Na propriedade de quase 1.000 hectares, a ILPF integra um sistema diversificado que inclui o plantio de capim consorciado com milho depois da colheita da soja. O eucalipto e 12 espécies de árvores nativas formam o componente florestal.

O produtor Vitor Barbosa, pai de Viviana, lembra que, antes da integração, o gado emagrecia, porque não tinha o que comer. "O normal é termos chuva até o final de maio e, depois, só em dezembro. É um período muito longo de estiagem”, explica.

Hoje com 74 anos, ele e a esposa, Fátima, lideraram a incursão da família ao interior do Maranhão, no início dos anos 2000. Depois da aposentadoria como bancários no Rio Grande do Sul, os dois decidiram que era o momento certo de realizar o projeto antigo de viver no campo e chegaram à região em uma época de pouquíssima infraestrutura. Mais tarde, chegaram Viviana e o genro, Fernando Devicari, geógrafo que cuida de toda a parte agronômica da fazenda.

No Maranhão, a família contou desde o início com o apoio da Empresa Brasileira de Pesquisa Agropecuária (Embrapa), que prestou assessoria para a implantação do projeto de ILPF. Hoje, a propriedade é uma Unidade de Referência Tecnológica (URT) e sedia dias de campo da Rede ILPF, associação formada por Bradesco, Cocamar, Embrapa, John Deere, Soesp, Suzano e Syngenta.

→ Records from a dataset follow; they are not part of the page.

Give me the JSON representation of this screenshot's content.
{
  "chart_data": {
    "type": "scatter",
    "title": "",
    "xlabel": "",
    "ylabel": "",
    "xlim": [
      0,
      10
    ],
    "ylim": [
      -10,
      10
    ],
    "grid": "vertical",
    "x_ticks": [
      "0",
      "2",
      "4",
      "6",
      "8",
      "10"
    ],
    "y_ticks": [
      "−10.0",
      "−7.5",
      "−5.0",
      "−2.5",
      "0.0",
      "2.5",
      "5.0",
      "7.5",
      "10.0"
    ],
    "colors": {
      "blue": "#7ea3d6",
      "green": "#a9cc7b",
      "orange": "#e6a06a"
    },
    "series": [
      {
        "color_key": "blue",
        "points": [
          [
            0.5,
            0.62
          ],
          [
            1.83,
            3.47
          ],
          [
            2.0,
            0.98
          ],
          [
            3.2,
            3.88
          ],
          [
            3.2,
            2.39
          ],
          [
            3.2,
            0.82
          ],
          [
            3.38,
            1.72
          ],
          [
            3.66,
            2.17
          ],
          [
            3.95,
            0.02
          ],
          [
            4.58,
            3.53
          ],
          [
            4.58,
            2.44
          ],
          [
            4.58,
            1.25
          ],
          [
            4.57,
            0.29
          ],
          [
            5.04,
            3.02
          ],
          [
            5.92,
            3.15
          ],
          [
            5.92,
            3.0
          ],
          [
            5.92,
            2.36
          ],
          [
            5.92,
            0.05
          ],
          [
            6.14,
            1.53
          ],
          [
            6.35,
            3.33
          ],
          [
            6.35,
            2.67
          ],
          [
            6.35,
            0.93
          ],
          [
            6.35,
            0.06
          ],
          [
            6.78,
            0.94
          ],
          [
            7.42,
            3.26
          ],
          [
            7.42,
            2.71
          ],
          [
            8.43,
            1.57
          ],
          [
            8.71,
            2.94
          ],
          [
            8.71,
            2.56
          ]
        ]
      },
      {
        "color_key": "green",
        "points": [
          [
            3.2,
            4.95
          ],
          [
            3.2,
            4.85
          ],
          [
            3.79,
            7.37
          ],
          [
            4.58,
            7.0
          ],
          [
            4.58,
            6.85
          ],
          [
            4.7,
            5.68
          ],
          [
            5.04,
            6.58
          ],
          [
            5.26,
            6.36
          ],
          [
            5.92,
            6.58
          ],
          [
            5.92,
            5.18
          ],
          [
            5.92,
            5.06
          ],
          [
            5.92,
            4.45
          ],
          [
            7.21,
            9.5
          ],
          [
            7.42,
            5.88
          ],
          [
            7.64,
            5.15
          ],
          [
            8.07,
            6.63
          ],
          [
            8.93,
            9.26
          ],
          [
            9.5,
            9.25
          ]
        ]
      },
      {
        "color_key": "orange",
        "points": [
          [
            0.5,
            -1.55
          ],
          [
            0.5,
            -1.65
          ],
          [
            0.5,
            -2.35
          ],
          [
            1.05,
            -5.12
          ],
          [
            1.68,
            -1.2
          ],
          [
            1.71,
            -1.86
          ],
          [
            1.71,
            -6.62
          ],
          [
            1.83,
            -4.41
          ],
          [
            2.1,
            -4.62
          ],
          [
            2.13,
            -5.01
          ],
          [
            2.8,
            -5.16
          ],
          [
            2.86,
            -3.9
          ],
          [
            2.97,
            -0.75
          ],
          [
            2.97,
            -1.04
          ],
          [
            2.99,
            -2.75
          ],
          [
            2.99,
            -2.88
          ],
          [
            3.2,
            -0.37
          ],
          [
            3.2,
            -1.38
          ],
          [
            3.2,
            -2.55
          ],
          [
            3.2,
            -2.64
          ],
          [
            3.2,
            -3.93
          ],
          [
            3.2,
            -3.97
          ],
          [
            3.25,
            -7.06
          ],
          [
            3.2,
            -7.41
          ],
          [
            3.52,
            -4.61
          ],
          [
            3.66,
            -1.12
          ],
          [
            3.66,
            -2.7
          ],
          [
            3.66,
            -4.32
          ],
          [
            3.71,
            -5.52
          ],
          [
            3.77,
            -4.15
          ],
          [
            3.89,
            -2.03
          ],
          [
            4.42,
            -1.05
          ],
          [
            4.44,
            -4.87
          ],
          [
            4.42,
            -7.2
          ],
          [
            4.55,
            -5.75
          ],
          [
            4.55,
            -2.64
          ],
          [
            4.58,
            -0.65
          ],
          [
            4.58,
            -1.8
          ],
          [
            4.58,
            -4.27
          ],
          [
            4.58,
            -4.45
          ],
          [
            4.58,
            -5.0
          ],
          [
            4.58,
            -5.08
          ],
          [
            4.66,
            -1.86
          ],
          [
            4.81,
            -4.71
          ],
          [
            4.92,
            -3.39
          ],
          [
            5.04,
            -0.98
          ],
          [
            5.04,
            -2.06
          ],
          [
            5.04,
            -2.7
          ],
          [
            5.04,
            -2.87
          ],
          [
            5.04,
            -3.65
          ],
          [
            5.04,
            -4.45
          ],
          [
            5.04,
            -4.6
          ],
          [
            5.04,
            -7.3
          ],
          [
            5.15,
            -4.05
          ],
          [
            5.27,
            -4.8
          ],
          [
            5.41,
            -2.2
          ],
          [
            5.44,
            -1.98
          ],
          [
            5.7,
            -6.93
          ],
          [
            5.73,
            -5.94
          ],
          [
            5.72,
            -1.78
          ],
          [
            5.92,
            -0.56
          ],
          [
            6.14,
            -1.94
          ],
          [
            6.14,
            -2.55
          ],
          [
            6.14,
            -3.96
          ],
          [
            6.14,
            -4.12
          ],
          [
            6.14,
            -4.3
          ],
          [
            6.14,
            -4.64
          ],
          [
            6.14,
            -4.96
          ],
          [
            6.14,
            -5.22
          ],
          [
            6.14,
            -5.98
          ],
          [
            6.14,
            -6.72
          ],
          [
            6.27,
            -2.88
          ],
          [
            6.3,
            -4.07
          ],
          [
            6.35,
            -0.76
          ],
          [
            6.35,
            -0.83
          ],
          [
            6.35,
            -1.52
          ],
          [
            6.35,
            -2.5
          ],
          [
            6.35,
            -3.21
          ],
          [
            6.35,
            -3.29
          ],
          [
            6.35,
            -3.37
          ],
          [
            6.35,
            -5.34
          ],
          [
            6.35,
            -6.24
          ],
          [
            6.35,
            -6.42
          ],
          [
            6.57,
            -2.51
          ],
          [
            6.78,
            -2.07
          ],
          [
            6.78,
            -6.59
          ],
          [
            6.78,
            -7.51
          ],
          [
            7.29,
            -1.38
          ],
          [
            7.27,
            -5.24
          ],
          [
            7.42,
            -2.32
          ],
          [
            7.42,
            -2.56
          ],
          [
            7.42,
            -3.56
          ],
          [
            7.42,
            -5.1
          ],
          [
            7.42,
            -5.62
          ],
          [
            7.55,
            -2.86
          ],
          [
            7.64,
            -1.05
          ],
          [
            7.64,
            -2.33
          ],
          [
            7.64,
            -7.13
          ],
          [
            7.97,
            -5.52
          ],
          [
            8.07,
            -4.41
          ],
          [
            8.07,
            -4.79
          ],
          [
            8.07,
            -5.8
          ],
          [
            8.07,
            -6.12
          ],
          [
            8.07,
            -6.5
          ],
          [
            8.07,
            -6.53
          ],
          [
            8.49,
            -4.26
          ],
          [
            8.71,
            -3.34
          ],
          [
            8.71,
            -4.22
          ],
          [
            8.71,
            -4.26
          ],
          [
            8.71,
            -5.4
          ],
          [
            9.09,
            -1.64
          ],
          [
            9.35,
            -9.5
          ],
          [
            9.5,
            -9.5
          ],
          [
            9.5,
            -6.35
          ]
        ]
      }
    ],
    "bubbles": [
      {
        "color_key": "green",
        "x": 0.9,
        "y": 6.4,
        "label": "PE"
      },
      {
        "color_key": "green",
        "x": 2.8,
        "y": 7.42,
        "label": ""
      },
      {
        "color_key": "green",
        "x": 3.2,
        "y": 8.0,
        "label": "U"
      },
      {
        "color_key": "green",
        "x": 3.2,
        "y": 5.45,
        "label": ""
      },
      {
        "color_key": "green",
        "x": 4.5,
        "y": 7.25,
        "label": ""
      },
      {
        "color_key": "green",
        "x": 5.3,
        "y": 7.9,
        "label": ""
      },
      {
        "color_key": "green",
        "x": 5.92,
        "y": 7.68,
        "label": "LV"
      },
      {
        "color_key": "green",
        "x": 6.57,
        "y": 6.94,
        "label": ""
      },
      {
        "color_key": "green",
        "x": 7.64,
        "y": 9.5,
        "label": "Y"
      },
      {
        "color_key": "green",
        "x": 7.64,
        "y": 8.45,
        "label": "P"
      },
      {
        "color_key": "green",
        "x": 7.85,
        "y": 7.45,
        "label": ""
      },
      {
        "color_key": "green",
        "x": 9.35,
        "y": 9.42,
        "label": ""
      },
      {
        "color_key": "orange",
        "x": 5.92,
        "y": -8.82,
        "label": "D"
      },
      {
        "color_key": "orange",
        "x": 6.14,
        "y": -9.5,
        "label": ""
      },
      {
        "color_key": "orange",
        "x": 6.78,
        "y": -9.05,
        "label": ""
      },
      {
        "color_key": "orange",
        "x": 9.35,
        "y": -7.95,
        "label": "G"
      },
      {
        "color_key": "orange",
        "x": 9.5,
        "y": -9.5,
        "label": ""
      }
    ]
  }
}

Seu Vitor recorda que a primeira área implantada com integração lavoura-pecuária (ILP, sem o componente florestal) preencheu 10 hectares com o plantio de braquiária. Entre as vantagens da planta está a resiliência ao estresse hídrico e a incorporação de matéria orgânica, que promove a melhoria das condições do solo. “O meu sonho era ter as vacas em um pasto que o capim alcançasse, pelo menos, a barriga do animal. E lembro que, no primeiro ano, com a braquiária, olhava para o gado lá no meio e só conseguia ver o cupim do reprodutor”, conta.

Quando foram abertas trincheiras para avaliação do solo, a raiz da forrageira foi observada até uma profundidade de 3 metros. “Nunca tínhamos visto raiz de planta nenhuma aprofundar uma área de mais do que 15 ou 20 centímetros”, completa.

A braquiária, segundo ele, foi a solução para formar a palhada sobre a terra e para quebrar a camada adensada do solo com sua raiz. O processo facilita a penetração da água e forma uma reserva que ajuda a proteger a cultura da soja em períodos de veranicos.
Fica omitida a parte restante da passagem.